The CBO in Mngwere Community is headed up by Francis, who has a background in agriculture.  Francis has been using his agricultural skills to cultivate an amazing field of maize and vegetables of which he has involved the Care Workers, Care Givers and Children in helping to tend to the crops.  This has had a two-fold benefit.  Firstly, the produce from this field enables the Care Centre to feed an additional 50 children every day that they would not be able to if they did not grow their own crops.  And secondly it provides an education to the Care Givers and Children in the community on how to best grow and tend to the different crops being grown.

In Mncheneka Community, Georgina is a Care Worker.  A widow with four children, who faces the same challenges as everyone else in her community; she struggles to find enough food for her family and often has to seek out piece work for food.  And yet, as of February this year, she has opened her home and her kitchen as a third Care Point in this community.  Every day the nursery school runs in her home from 7am – 12pm.  While the school classes are running, Georgina cooks for the 20 children that come to her home for the feeding point in the afternoon.  She is also responsible for caring for 10 orphans which she visits in their homes twice per week.  When asked why she does this, she simply says she enjoys playing with the kids and caring for them.

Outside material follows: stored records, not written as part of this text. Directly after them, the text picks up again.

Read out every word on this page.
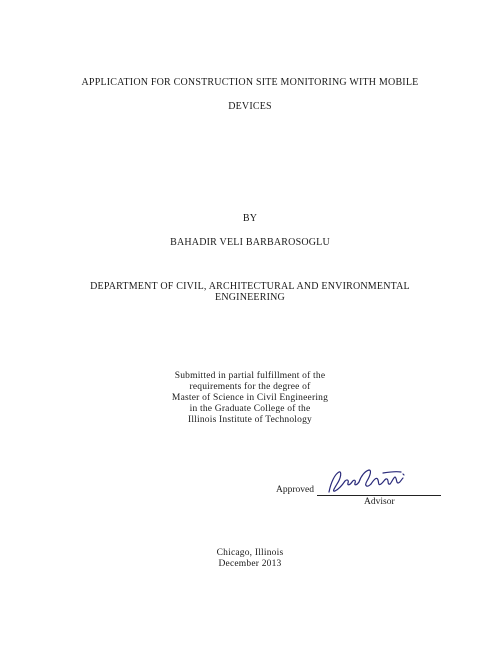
APPLICATION FOR CONSTRUCTION SITE MONITORING WITH MOBILE
DEVICES
BY
BAHADIR VELI BARBAROSOGLU
DEPARTMENT OF CIVIL, ARCHITECTURAL AND ENVIRONMENTAL
ENGINEERING
Submitted in partial fulfillment of the
requirements for the degree of
Master of Science in Civil Engineering
in the Graduate College of the
Illinois Institute of Technology
Approved
Advisor
Chicago, Illinois
December 2013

On so many of the home visits we were told so many stories of how the Care Workers have totally transformed the lives of the families they are visiting.  Another widow we visited is caring for 6 of her own children and 5 of her sisters: 11 children!  Before the CBO met this family, life was very bleak; it was a struggle to survive.  Maria, a Care Worker at Umodzi CBO has been visiting this family for 3 years now.  Today all 11 children attend the daily feeding point at the Care Centre.  The 9 elder children attend the Government school, and the 2 younger children attend the nursery school run by the CBO.  And the CBO has provided the family with 6 blankets.  More importantly Maria has introduced the family to Jesus and they now have a hope for a future.  The widow is so thankful to God for all these things he has done and provided for her family, she now knows that God is in control.

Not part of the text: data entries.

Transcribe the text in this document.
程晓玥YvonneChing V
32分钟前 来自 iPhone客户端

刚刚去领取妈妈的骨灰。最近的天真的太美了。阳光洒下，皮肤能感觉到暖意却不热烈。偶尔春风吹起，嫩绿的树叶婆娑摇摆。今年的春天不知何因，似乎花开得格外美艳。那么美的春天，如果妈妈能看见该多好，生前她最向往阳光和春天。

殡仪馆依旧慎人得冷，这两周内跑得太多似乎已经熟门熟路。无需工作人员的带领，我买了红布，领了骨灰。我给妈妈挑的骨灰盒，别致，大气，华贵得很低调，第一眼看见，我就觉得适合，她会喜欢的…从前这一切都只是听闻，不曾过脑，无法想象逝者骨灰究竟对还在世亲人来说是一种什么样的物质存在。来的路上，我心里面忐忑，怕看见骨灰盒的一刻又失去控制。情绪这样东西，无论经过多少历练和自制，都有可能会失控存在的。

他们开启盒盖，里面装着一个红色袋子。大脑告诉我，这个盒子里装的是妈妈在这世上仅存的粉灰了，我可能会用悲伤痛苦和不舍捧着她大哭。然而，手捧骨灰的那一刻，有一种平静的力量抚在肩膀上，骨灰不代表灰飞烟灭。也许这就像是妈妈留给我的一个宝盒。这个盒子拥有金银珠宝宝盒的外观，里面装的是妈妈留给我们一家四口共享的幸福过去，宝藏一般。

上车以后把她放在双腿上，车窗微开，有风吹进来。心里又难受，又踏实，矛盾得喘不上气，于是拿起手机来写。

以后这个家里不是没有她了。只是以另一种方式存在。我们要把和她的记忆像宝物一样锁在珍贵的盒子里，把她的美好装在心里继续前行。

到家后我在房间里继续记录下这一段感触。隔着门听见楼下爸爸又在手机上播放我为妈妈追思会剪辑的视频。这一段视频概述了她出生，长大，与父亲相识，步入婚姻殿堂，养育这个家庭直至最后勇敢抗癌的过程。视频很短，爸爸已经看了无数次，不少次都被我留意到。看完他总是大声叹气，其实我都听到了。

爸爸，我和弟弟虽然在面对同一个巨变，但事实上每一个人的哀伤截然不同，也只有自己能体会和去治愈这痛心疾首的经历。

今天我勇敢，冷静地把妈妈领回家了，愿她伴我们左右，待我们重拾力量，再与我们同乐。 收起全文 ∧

Finally, in every community we visited, the CBO leaders would reflect to us: if we had met the children they are working with 4 years ago, we would not have recognised their sad and sullen little faces.  Today the children are genuinely transformed and you can see it in their faces; in their eyes, in their smiles and in their laughter.  One child by one child, one family by one family, there is transformation occurring in these communities.  This is the HOPE I will cling to.